The gap between customer IT financing requirements and channel partner capabilities continues to widen amid volatile credit and capital markets, according to a recent survey from IDC.
Eleven percent of channel partners surveyed reported that they do not have access to capital to continue “business as usual.” When the findings are segmented to examine different sized resellers, nearly 20 percent of resellers with annual revenues less than $5 million reported they had inadequate access to capital.
Quantifying the whipsaw effect volatile credit markets have had on IT leasing and financing sales programs (which were readily availability 18 months ago), nearly half of channel providers reported having more trouble getting customers financed in the current environment. This percentage rises to 73 percent among small partners.

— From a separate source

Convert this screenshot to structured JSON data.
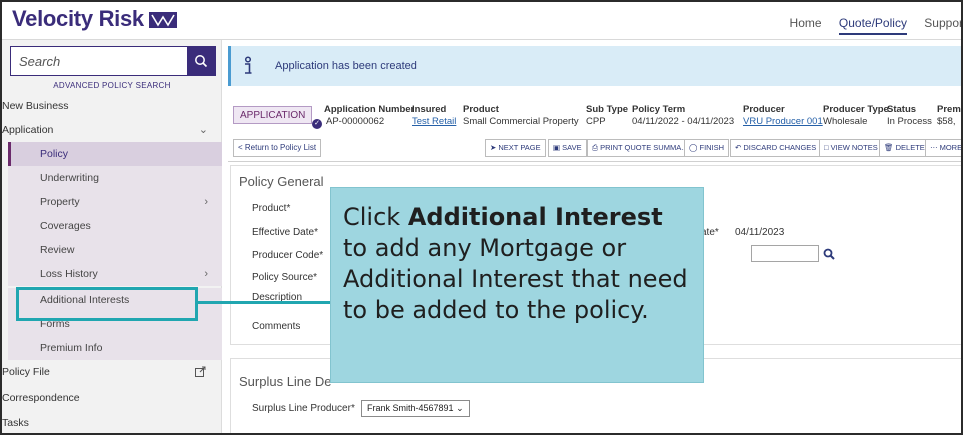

Sixty-four percent of large channel partner respondents reported that their customers have more interest in IT financing and leasing programs than six months ago. At the same time, 40 percent of these same channel partners said they do not anticipate the need to introduce and educate their customers on the benefits of leasing and financing as a ways to procure needed IT resources.
“IDC believes that beyond a reseller’s human capital, access to financial capital and credit are the second most important business resources; therefore, understanding the real-time risks and opportunities confronting these critical segment of the IT solution chain will be an important bellwether for the entire IT industry,” said Joseph Pucciarelli, program director, Technology Financing and Management Strategies. “The captive financing units for the major IT vendors have worked for many years to develop and deliver financing solutions to their solution providers. These latest research findings suggest significant gaps remain.”
“In these times of economic volatility, some technology providers have tended to focus disproportionately on larger channel providers,” said Janet Waxman, vice president, Infrastructure Channels and Alliances. “This research project once again has confirmed that the smaller channel providers, those with less than $5 million in annual revenue, have more optimistic economic expectations for 2009 despite having to overcome more severe consequences from the shifting capital markets.”